John Leo discusses Robert Putnam’s (Bowling Alone) latest research (via Rod Dreher).

Putnam’s study reveals that immigration and diversity not only reduce social capital between ethnic groups, but also within the groups themselves. Trust, even for members of one’s own race, is lower, altruism and community cooperation rarer, friendships fewer. The problem isn’t ethnic conflict or troubled racial relations, but withdrawal and isolation. Putnam writes: “In colloquial language, people living in ethnically diverse settings appear to ‘hunker down’—that is, to pull in like a turtle.”

In the 41 sites Putnam studied in the U.S., he found that the more diverse the neighborhood, the less residents trust neighbors. This proved true in communities large and small, from big cities like Los Angeles, Chicago, Houston, and Boston to tiny Yakima, Washington, rural South Dakota, and the mountains of West Virginia.

I can see how that happened in southwest Houston over the past twenty years.

But there is a silver lining.
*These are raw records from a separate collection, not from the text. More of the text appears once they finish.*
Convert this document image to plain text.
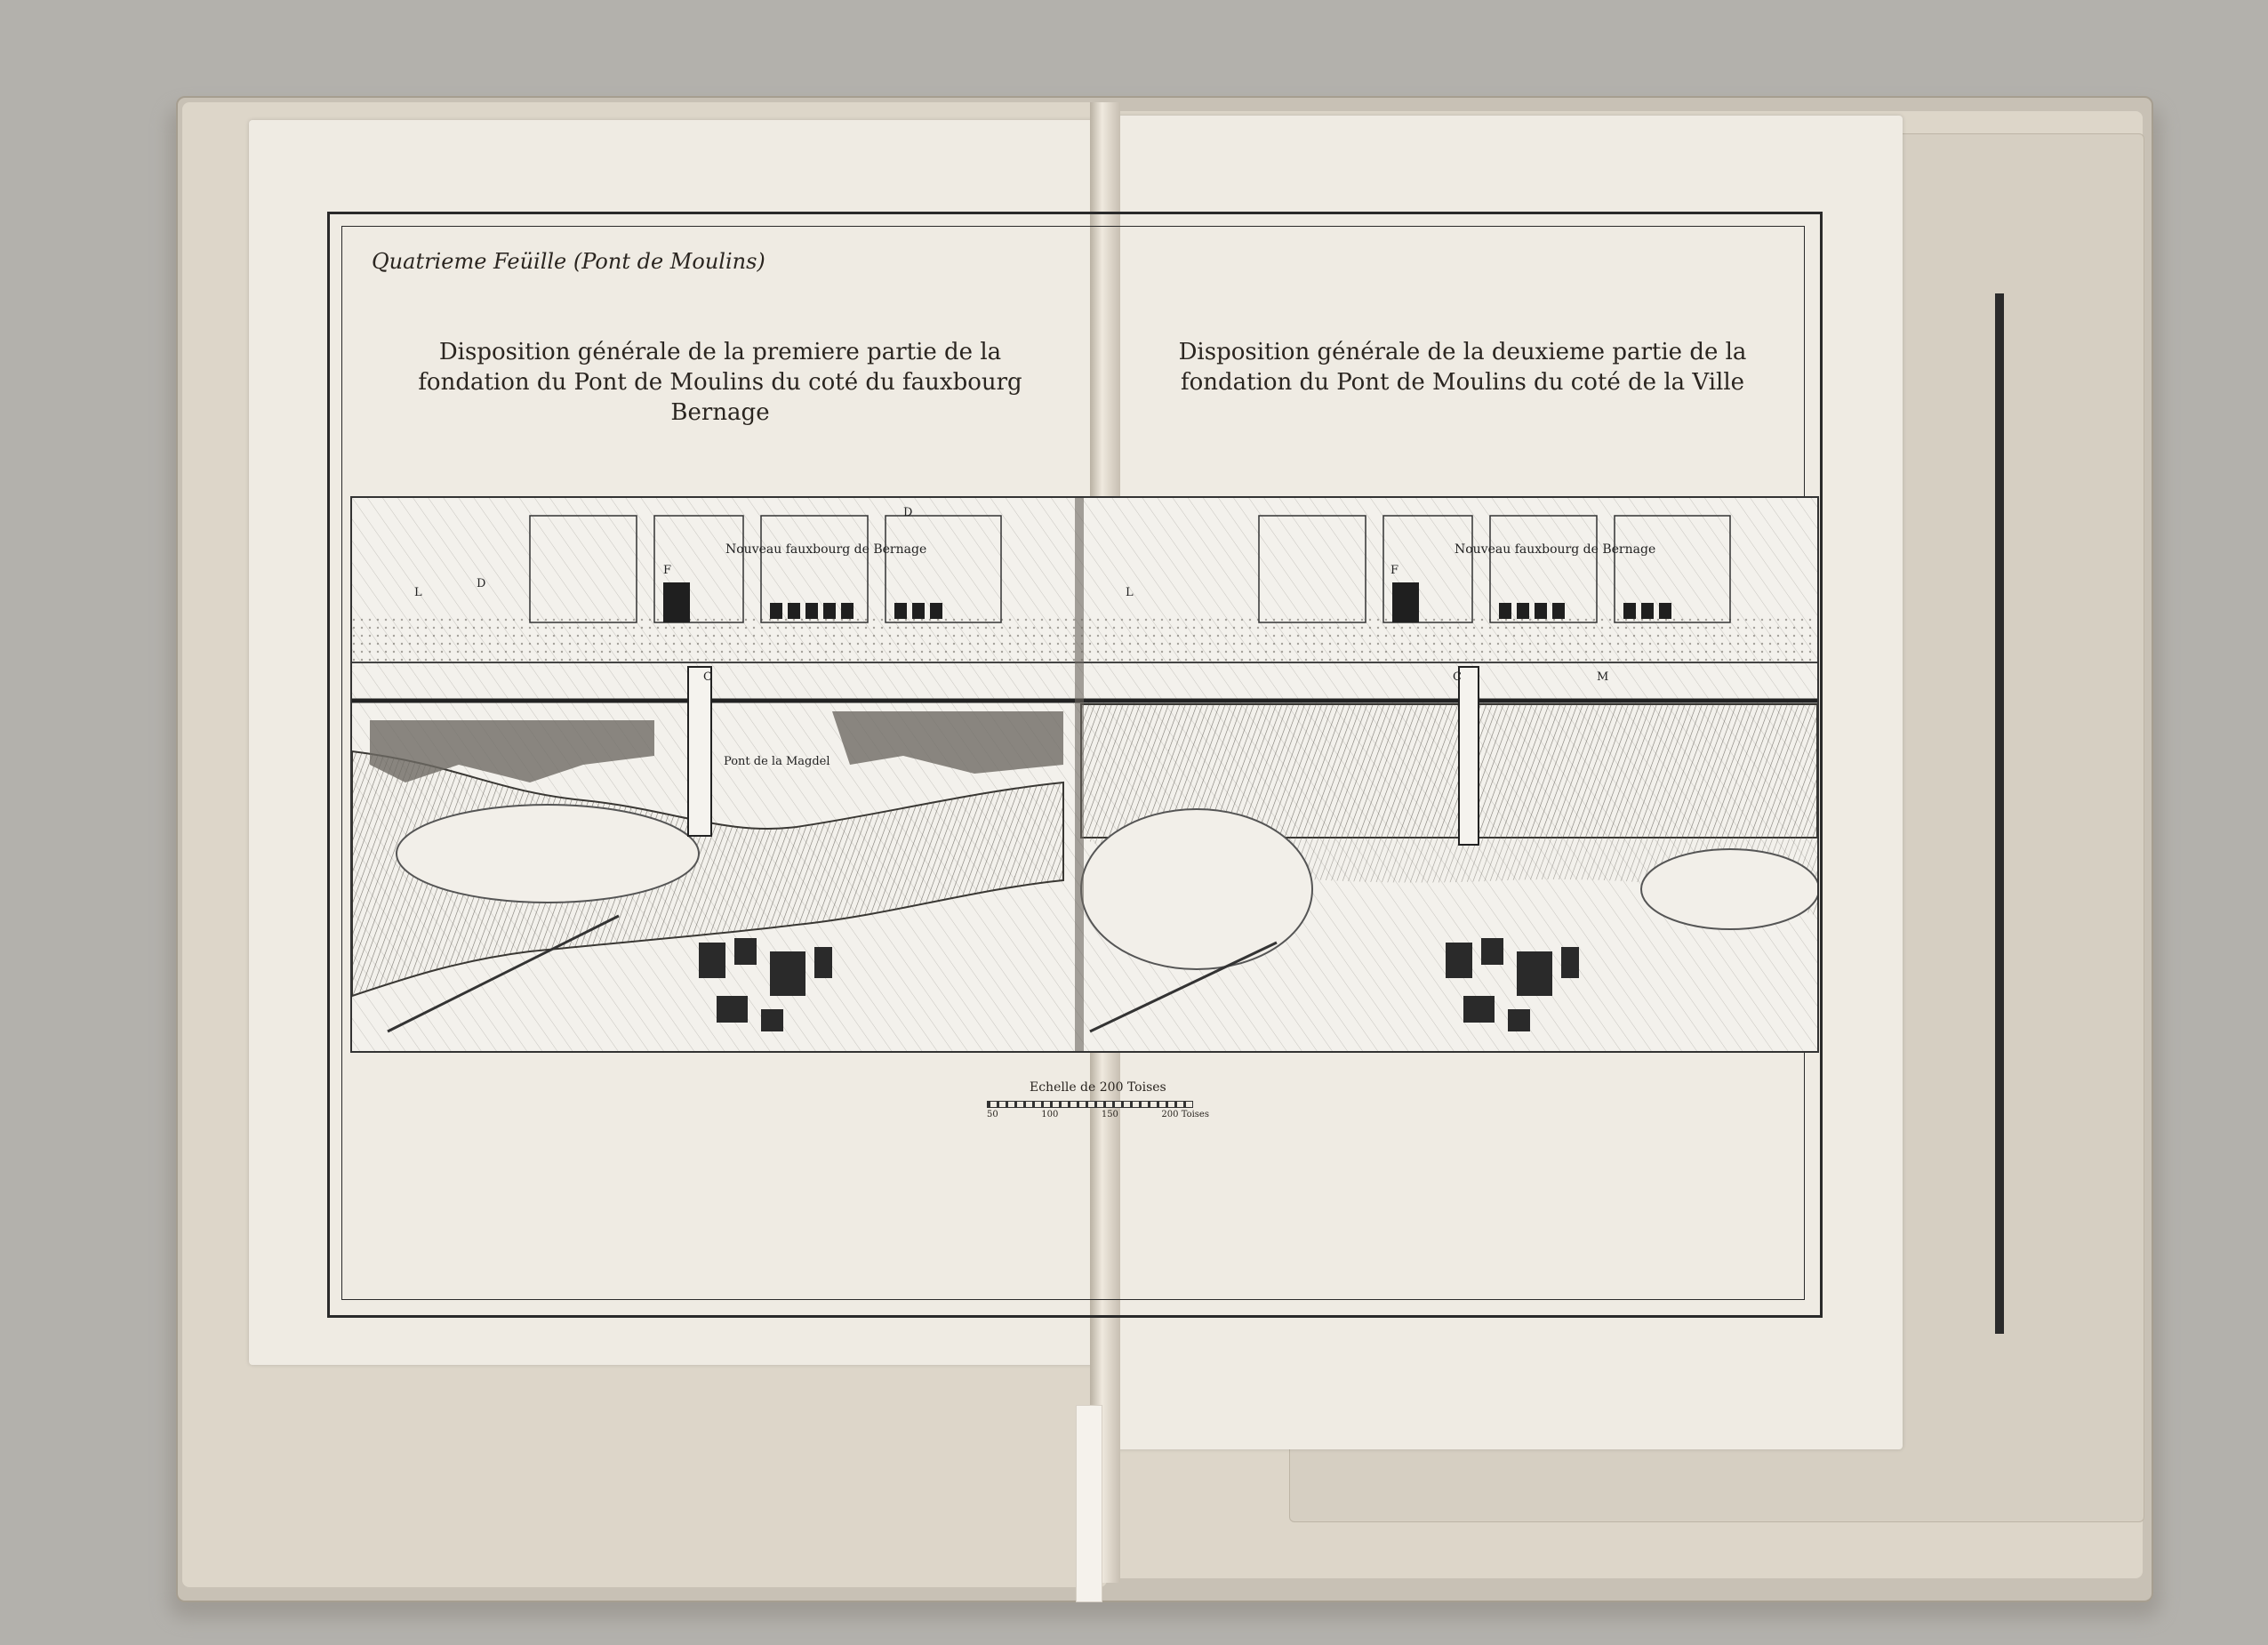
Quatrieme Feüille (Pont de Moulins)
Disposition générale de la premiere partie de la fondation du Pont de Moulins du coté du fauxbourg Bernage
Disposition générale de la deuxieme partie de la fondation du Pont de Moulins du coté de la Ville
L
C
D
F
L
C
F
M
D
Nouveau fauxbourg de Bernage	Nouveau fauxbourg de Bernage
Pont de la Magdel
Echelle de 200 Toises
50	100	150	200 Toises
There is a rebound in the young, who grow up with diversity, befriend kids of all different races and religions, and learn to trust. I see that happening in churches like the one I am at, which has members from 50 different countries, and is growing and thriving in this diverse community.

I see it happening in the lives of my children, whose friends are black and white, Hispanic and Filipino, Chinese and Vietnamese, Nigerian and Indonesian, Muslim and Hindu and Buddhist. I tell the story of my daughter, who, a few years ago, on a trip to Vermont, asked after a few days of observation, “Why is everyone here white?”

I’ll be interested to read Putnam’s work, to see who he talked to in Houston.